William Anane

Personal information
- Full name: William Anane Agyei
- Date of birth: 17 November 1979
- Place of birth: Ghana
- Position(s): Attacker

Senior career*
- Years: Team / Apps / (Gls)
- 20xx-2003: FV Bad Vilbel / 44+ / (13+)
- 2002: Esteghlal Rasht F.C.
- 2003-2004: 1. FC Eschborn / 26 / (2)
- 2004-2005: Eintracht Frankfurt II / 29 / (17)
- 2005-2007: FC Senec
- 2007: FC Ingolstadt 04 / 6 / (0)
- 2007-2008: SV Sandhausen / 12 / (2)
- Sportfreunde Siegen / 19 / (4)
- 2009-2010: Rot-Weiss Frankfurt
- 2010-2011: Hòa Phát Hà Nội F.C.
- 2011-2012: VfB Unterliederbach [de]
- 2012-2014: Türk Gücü Friedberg [de]
- 2014-201x: SKV Beienheim

= William Anane =

Ghanaian association football player

William Anane (born 17 November 1979 in Ghana) is a Ghanaian retired footballer who last played for SKV Beienheim.

==Career==
Anane started his senior career with FV Bad Vilbel.

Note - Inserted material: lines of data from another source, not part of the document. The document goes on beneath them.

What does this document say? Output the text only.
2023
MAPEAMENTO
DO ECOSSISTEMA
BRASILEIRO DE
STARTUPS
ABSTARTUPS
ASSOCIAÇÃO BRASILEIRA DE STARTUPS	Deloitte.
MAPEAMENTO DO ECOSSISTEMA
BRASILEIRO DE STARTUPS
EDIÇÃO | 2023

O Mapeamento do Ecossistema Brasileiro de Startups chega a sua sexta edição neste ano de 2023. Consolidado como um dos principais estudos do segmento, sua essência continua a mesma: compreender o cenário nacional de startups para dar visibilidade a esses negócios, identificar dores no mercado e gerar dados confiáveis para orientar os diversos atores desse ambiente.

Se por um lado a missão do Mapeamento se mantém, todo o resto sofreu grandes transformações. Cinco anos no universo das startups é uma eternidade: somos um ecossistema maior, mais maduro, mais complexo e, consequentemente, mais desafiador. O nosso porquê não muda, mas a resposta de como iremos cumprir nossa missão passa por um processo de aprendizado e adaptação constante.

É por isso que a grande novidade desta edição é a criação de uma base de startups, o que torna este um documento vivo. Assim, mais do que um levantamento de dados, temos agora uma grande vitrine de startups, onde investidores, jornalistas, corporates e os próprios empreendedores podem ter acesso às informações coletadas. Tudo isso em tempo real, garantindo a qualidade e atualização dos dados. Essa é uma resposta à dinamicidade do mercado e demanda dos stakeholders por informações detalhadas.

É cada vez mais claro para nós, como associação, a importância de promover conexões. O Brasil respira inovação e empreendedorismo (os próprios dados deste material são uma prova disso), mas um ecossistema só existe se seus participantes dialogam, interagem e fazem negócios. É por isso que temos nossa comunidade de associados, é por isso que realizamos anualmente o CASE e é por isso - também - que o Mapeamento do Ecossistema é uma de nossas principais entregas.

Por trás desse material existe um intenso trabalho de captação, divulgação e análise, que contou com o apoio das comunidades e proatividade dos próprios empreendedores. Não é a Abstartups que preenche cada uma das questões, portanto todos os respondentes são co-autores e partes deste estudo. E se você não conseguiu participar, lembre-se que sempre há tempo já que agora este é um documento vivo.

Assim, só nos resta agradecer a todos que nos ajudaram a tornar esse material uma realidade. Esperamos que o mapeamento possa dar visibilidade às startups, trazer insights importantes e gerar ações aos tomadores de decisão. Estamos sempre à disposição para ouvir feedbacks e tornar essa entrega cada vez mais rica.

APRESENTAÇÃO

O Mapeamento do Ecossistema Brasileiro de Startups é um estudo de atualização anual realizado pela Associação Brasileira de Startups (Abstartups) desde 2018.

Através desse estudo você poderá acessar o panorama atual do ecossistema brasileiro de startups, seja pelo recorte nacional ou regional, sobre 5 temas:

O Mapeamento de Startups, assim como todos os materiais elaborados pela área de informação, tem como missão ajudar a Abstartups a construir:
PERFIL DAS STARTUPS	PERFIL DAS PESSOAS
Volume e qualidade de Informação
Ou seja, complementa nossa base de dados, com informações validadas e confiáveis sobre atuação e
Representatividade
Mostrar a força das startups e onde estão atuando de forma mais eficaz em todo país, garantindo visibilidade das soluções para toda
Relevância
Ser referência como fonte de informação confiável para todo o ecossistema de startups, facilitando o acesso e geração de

In 2005, he signed for Senec in the Slovak Super Liga, where he scored four goals. After that, he played for German clubs Ingolstadt 04, SV Sandhausen, Sportfreunde Siegen, Rot-Weiss Frankfurt, Vietnamese club Hòa Phát Hà Nội, and German clubs VfB Unterliederbach, Türk Gücü Friedberg, and SKV Besenheim before retiring.